Caudal Variations - live performance on VCV Rack
Sunday, September 27, 2020 at 10:17AM
Warren
Caudal is a module from the Vult collection (for VCV Rack and Voltage Modular) of Leonard Laguna Ruiz.  It simulates a 4-node pendulum, and it can quite easily generate semi-chaotic random voltages.  I was introduced to it a couple of years ago by one of my students, Matthew Paine, and I finally got around to looking at it, and using it, a couple of weeks ago.  The module has 3 modes: "Pendula," "Planets," and "Fish Tank."  The module here is triggering off physically modeled timbres from Audible Instruments "Resonator" module, which also has three modes of resonation ("Modal," "Sympathetic String," and "Modulated/Inharmonic String").  Through the use of feedback patching, we're able to get a patch that changes radically in sound-type and gesture-type from moment to moment.  To sweeten the mix, every 30 seconds I manually change either the Caudal mode, or the Resonator mode, or both.  A very pleasant 5 minute walk through a chaotic system results.
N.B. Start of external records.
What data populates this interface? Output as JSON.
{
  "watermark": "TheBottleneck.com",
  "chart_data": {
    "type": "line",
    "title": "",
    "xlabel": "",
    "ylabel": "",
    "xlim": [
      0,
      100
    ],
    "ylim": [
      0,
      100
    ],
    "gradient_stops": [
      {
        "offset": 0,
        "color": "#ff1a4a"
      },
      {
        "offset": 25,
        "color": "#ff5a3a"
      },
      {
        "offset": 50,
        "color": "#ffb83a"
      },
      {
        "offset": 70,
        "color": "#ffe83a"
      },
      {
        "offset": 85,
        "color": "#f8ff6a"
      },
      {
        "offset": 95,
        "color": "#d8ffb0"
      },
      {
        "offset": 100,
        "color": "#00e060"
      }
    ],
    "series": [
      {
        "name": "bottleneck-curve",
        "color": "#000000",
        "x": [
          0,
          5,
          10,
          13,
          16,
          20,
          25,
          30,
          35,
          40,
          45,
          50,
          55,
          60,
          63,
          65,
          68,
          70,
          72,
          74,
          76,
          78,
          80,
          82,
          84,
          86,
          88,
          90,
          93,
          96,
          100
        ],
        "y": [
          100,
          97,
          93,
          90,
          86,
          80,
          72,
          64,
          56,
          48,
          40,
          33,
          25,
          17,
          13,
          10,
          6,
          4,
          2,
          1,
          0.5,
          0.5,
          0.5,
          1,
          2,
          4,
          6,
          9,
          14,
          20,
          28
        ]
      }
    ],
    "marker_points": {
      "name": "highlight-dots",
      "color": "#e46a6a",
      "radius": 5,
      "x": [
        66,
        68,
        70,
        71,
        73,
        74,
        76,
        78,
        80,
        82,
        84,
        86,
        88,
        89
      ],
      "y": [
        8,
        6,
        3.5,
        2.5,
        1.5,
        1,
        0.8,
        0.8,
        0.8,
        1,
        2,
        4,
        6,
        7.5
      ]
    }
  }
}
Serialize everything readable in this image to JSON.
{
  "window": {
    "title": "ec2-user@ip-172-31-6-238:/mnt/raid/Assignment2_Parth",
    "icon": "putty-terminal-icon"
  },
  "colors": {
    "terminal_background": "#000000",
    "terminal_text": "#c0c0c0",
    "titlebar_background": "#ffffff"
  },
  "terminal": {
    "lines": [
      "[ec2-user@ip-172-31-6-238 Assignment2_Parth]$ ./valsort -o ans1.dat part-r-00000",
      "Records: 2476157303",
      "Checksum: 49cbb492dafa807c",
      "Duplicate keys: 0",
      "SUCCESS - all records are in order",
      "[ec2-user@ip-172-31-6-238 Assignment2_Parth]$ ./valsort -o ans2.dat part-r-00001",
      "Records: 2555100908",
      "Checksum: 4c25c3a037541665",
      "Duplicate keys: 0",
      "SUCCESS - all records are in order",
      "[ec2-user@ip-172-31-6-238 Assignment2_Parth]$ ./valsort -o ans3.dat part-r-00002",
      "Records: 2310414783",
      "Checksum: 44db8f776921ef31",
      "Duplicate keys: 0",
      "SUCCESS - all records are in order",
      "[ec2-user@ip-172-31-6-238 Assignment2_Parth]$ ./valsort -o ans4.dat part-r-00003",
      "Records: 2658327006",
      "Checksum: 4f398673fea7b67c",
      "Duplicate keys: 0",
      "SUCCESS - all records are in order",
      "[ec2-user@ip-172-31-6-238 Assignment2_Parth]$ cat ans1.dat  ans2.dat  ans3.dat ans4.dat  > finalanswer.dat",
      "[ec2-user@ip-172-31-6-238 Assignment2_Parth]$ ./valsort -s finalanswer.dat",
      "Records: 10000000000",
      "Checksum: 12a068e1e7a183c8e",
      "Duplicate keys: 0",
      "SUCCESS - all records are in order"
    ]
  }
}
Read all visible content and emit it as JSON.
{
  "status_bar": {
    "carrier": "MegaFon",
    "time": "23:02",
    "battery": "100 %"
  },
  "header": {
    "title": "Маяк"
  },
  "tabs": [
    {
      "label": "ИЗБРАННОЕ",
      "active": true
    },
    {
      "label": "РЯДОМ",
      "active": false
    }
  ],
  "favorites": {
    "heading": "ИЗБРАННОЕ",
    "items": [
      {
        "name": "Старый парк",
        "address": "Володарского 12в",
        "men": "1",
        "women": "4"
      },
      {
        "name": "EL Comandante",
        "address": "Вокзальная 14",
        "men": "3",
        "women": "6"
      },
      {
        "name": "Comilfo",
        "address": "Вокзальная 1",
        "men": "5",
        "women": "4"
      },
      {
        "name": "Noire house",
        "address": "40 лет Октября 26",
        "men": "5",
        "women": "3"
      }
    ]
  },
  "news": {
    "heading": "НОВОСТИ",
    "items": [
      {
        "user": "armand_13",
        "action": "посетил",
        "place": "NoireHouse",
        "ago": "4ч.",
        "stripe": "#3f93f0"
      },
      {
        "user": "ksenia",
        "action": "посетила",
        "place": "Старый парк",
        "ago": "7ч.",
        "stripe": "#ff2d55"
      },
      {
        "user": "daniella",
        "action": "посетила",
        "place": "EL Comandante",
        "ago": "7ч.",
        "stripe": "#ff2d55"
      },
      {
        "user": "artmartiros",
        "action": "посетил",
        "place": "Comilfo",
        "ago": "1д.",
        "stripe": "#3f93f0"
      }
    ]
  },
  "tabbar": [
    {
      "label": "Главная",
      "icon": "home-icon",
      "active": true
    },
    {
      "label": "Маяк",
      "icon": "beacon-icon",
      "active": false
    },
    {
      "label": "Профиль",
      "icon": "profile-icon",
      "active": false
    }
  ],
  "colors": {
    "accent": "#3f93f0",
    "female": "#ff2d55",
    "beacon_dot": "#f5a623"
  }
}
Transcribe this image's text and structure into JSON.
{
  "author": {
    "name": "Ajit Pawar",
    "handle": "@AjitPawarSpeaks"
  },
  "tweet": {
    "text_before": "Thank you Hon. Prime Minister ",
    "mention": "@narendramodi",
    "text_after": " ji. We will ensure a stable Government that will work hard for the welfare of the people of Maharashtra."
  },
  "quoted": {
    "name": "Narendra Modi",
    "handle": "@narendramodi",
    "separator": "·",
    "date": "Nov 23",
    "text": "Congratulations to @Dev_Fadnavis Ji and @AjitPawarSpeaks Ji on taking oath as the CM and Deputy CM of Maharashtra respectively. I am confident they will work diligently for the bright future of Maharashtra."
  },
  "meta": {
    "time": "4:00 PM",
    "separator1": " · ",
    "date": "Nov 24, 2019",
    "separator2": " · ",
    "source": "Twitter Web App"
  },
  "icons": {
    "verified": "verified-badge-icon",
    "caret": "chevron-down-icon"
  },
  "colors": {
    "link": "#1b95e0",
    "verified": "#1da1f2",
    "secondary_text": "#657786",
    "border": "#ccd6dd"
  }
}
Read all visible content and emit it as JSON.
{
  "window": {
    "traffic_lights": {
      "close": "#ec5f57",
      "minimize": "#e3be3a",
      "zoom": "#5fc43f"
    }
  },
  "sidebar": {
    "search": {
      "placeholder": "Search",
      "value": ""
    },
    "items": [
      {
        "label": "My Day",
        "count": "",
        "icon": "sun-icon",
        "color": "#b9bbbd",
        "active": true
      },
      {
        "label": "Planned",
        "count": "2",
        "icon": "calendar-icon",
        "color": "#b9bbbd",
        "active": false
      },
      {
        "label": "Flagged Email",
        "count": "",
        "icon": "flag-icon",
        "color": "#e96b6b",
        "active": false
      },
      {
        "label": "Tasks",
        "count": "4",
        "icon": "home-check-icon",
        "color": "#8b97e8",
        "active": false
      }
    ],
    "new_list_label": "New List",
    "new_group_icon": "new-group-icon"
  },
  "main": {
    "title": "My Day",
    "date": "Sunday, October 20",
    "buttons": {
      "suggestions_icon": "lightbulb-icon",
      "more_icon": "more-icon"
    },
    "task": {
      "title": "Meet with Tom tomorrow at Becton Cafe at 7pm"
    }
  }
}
This piece is dedicated to the memory of my father-in-law, the late Willam C Schieve, quantum physicist extraordinaire.  While looking through a list of his papers (and there are a lot of them), I encountered "Chaos in an effective four-neuron neural network."  Although that paper is NOT about the pendulum algorithm that Laguna Ruiz is using, I liked the coincidence between the 4-mode pendulum and the 4-neuron neural network.  Bill was very skeptical that the mathematics and physics he studied could be applied to music composition.  He was more of an 18th century kinda guy, musically.  In fact, he introduced me to the music of Johann David Heinichen, whose music is amazing, whether or not it has anything to do with chaos theory, or applications of scientific ideas to musical composition.  Here are two URLs for Heinichen's music, if you want to explore it.
https://www.youtube.com/watch?v=d2AusmxOq5k
https://www.youtube.com/watch?v=Oa21suv5p0U
(And for an 18th century composer who DID combine the arts and sciences, here's a symphony by William Herschel, who not only discovered Uranus, in his off hours, but also composed symphonies like this as his day job: https://www.youtube.com/watch?v=jZomM6xGH_M)
Meantime, I hope you enjoy this little five minute VCV Rack ramble.